Birrer: Nein, das ist gut so. Mit dem Historiker Thomas Fähndrich wurde ein guter Nachfolger gefunden. Das war mir wichtig. Ausserdem gibt es auch weiterhin die Möglichkeit, Stadtrundgänge mit mir zu buchen. Denn ab und zu kommen Leute auch im privaten Umfeld auf mich zu und möchten eine Brand-, Friedhofs- oder eine industriegeschichtliche Führung.

zentralplus: Cham ist nicht riesig, scheint jedoch eine Menge spannender Themen zu bergen.

Birrer: Man staunt, was sich in Cham an Interessantem verbirgt. Die Geschichte des Ortes wurde vom Historiker Michael van Orsouw sehr gut ausgearbeitet. Viele bedeutsame Häuser wurden dank ihm mit Tafeln versehen. Auch schrieb er Bücher über Cham, etwa auch über Adelheid Page. Er verdient eigentlich schon lange einen Orden. Von dieser Vorarbeit zehre ich. Auch wenn ich mich bewusst als Geschichtenerzähler bezeichne.

«Klassenzusammenkünfte sind die Schlimmsten.»

Bruno Birrer, Chamer Stadtführer

zentralplus: Das heisst? Nicht alles, was Sie bei den Führungen erzählen, entspricht der Wahrheit?

Birrer: Genau. Die Leute sollen wachsam bleiben. Was ich erzähle, muss nicht immer genau stimmen. Auch dürfen meine Geschichten anecken. Genau das ist auch das Thema am Samstag. Ich will Geschichten erzählen, über die man ins Diskutieren gerät.

zentralplus: Es gibt also nicht einfach die «eine» Stadtführung, die man buchen kann? Sie lassen sich immer etwas Neues einfallen?

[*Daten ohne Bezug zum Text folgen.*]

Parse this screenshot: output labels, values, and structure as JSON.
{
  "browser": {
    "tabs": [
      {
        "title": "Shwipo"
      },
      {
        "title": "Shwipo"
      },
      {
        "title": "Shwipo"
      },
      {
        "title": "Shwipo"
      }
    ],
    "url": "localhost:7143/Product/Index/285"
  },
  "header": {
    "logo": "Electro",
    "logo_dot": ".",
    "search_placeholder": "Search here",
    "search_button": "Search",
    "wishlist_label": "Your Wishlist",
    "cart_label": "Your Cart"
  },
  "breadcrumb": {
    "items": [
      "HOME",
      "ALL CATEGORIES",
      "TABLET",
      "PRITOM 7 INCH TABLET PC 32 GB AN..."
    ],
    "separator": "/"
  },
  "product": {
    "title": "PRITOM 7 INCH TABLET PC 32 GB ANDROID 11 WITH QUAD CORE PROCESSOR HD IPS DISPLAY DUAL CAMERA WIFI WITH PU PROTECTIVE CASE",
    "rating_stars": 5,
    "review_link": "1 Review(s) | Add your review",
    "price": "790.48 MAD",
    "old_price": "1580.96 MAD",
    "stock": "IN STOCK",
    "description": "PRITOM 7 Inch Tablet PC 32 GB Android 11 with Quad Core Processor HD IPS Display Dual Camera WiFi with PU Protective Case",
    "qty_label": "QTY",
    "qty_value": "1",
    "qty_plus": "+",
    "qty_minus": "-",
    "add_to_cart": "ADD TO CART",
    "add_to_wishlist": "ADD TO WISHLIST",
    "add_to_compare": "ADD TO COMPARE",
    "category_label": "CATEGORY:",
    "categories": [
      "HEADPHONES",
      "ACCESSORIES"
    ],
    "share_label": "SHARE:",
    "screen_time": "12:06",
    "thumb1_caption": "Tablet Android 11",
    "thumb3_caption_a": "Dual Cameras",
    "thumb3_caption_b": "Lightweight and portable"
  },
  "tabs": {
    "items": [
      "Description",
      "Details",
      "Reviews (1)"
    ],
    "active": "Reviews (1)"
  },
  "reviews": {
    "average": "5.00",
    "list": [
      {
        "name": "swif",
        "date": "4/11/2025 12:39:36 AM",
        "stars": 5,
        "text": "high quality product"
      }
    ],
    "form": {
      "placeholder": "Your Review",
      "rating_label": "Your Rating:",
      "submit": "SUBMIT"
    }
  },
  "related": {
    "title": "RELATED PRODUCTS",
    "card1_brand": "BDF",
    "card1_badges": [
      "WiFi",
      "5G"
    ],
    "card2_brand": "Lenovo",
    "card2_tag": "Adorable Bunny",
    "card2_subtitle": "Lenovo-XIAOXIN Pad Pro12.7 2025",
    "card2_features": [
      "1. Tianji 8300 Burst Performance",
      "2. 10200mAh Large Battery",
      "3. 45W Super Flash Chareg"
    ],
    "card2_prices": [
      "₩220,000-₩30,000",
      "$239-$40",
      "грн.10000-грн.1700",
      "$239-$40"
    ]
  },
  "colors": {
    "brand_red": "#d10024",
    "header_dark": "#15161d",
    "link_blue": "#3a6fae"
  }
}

Birrer: Ja. Das ist mitunter abhängig von der Gruppe. Letzthin habe ich eine Führung für den Strassenvorstand gemacht. Es ist klar, dass ich da den Fokus eher auf das historische Strassensystem gelegt habe. Das würde ich mit einer Gruppe, die zu drei Vierteln aus Frauen besteht, natürlich nicht tun.

zentralplus: Wer kommt an diese Führungen? 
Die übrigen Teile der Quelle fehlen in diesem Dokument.